Health Service Focus

01.10.12

Zero tolerance of pressure ulcers

Source: National Health Executive Sept/Oct 2012

Managing pressure ulcers is thought to cost up to 4% of NHS spending: a gigantic sum for something that is so often avoidable. NHE spoke to NHS Borders tissue viability operational lead Elaine Peace and tissue viability coordinator Carol Jeffrey about the methods it has been using to dramatically reduce pressure ulcer incidence rates.

A tried-and-tested package of reforms aimed at reducing rates of pressure ulcers, pioneered in America and Wales among other places, was implemented at NHS Borders last year.

Results so far have been strongly encouraging: a 70% reduction in pressure ulcers developing for in-patients at the Borders General Hospital and a 75% fall in the board’s community hospitals.

The National Tissue Viability Programme was developed by the Scottish Government and Quality Improvement Scotland (now Healthcare Improvement Scotland), building on previous best practice and in conjunction with the National Association of Tissue Viability Nurses, Scotland (NATVNS).

NHS Borders had been a pilot site, but the new funding from the Scottish Government allowed a wider roll-out to all in-patient clinical areas and funding for two specialist tissue viability co-ordinators.

Carol Jeffrey, NHS Borders tissue viability coordinator, said: “NHS Borders’ number one corporate objective is patient safety, and we were aware that patients across the NHS and across the world are suffering preventable harm in the form of pressure ulcers.”

There was encouraging evidence, Peace said, showing that on the ward where the measures were piloted, it had been nearly a year since the last patient developed a pressure ulcer. “We had the evidence at that point, from the pilot, to say this actually makes a huge impact on the patient experience.”

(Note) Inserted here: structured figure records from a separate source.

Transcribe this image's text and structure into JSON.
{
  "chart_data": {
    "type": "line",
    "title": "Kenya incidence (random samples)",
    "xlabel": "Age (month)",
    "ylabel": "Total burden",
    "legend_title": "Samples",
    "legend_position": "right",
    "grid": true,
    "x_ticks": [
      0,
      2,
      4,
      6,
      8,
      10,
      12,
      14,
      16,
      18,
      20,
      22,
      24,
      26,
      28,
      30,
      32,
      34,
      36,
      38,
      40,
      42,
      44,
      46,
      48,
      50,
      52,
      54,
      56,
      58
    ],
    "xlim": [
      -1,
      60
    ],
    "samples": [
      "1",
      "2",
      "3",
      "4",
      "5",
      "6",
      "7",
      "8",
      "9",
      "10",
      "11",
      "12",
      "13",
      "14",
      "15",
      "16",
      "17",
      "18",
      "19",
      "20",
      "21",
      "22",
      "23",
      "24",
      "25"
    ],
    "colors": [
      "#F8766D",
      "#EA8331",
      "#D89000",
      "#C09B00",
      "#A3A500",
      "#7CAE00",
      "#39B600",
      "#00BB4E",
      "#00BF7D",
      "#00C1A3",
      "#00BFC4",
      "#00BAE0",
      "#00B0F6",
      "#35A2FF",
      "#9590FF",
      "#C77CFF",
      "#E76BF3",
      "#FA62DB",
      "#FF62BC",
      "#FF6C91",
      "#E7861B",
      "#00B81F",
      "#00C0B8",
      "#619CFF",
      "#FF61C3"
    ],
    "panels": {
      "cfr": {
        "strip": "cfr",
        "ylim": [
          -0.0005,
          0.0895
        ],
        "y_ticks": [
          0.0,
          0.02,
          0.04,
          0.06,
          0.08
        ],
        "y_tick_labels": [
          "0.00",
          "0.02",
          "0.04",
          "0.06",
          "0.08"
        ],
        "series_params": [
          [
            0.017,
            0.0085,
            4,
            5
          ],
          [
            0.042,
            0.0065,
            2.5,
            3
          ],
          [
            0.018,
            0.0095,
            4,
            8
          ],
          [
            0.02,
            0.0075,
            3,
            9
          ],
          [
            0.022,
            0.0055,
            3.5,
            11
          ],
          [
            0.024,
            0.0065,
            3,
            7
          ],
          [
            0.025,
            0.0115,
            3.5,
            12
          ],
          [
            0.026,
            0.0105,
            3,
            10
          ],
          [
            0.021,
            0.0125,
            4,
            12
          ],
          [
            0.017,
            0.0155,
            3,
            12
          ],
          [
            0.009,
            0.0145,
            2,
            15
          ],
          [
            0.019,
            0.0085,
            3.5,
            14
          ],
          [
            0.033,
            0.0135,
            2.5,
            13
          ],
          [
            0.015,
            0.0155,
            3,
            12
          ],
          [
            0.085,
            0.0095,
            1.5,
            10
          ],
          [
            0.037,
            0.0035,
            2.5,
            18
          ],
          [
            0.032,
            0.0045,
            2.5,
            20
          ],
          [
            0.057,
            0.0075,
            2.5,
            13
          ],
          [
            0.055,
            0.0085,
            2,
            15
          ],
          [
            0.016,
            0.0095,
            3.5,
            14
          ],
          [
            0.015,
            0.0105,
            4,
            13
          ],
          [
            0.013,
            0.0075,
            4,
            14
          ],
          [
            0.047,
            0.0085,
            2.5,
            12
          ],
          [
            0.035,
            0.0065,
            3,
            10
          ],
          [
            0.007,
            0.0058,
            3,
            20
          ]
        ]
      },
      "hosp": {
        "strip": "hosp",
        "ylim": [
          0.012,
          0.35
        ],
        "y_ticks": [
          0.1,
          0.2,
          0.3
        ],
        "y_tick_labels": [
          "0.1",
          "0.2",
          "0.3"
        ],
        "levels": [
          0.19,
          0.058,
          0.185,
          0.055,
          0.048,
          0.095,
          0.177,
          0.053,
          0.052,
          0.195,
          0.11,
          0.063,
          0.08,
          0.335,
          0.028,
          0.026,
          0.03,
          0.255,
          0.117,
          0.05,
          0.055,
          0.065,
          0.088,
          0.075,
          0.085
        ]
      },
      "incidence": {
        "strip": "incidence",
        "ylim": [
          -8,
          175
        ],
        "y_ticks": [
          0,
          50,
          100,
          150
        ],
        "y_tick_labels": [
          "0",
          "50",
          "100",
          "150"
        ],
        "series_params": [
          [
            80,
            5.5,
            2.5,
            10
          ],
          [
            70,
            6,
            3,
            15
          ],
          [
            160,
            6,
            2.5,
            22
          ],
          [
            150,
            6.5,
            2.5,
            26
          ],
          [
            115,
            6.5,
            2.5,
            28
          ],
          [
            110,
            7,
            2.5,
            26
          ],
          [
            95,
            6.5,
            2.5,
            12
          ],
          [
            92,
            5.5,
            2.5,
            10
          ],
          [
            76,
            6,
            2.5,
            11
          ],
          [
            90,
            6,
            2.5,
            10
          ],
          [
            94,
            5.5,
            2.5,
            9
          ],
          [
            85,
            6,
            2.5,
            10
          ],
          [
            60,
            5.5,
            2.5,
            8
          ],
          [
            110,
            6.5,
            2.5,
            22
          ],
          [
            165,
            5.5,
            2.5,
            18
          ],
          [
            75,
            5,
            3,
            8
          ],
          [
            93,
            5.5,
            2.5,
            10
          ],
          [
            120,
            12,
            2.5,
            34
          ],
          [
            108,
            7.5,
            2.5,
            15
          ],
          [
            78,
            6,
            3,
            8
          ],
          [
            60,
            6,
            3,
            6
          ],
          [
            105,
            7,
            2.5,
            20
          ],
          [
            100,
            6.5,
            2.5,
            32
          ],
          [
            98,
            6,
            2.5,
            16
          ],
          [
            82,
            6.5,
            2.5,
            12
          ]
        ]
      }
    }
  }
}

But there were challenges too. Jeffrey said the major challenge to begin with was a complete lack of “robust data” and little insight into the problem. “Clinical areas didn’t really have ownership over it. They thought things weren’t too bad – but actually they were and they just weren’t aware of it.”

The staff workload at the time was heavy, due to other changes going on at the health board, she said, so it “was seen as another new bit of paperwork to fill in”.

“People didn’t quite fully understand that this actually did work – it was robust and was going to have clinical outcomes. Across the board, and across the world really, staff were not up-to-speed on grading pressure damage and recognising it quickly enough.”

So how did they make it work? Jeffrey said: “It was quite hard work! There was lots of support for the clinical staff, lots of education, perseverance at times. Examples where this package had already worked before helped show it was tried-andtested.”

She said ultimately, everyone from chief executive Calum Campbell down to hands-on, grassroots ward staff bought into the initiative. The better data, proving to clinical staff that there really was a problem, was a real spur. “The clinical staff really wanted to do the best for their patients, so that really motivated them to do something about it.”